Monday, October 11, 2004

Asimov's Foundation Series: Psychohistory

I have recently finished the Issac Asimov science fiction series "Foundation." I will explain the major "big idea" that drives the series: Psychohistory.

In a way, the idea of psychohistory is inaptly named, because it has more to do with sociology than psychology. Perhaps Asimov should have called it sociohistory, but no matter. Psychohistory doesn't exist yet, but conceptually it is a field that could exist. The idea is as follows: groups of people behave in certain predictable ways. In sociology we already have certain predictive principles, though not reliable. Asimov bets that in the far future, our own social studies will become more accurate until we are able to find probable predictions for group behavior. One of the reasonings behind this is that though individuals can make an impact on a small scale, as population goes up the group dynamic falls under more and more predictive power in the same way that individual particles fall under laws of gas dynamics when they increase to a certain number. The population of an entire universe would be sufficient to start finding predictable patterns in overall behavior and to start generalizing group dynamics into mathematical probablities. This could be highly accurate, but it would never be an exact science: it would be more like predicting the weather, where as time continues the ability to predict events becomes increasingly difficult.

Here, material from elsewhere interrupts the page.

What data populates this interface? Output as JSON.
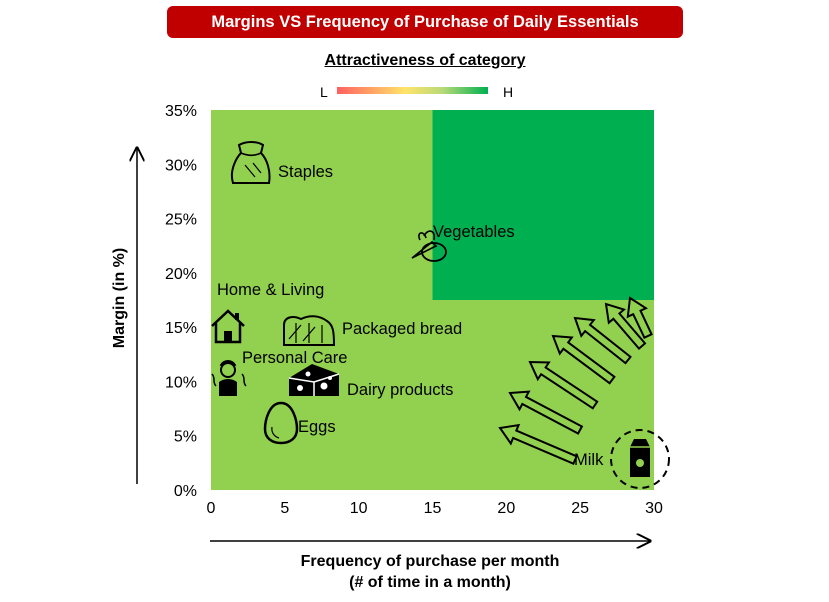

This was Asimov's starting point, and the 5-novel series is both a melodrama following the progression of a society engineered by Hari Seldon to eventually establish a Galactic Empire, and a discussion on whether it is indeed possible to predict and control the path of a culture. Asimov's ultimate view is that extraordinary individuals will always be able to make large impacts on group behavior, so that free will can still override circumstance. This is not to say that we won't be able to predict or manipulate with increasing accuracy the behavior of human society: simply that it is impossible to completely control because, like the weather, there'll always be things that people can't anticipate.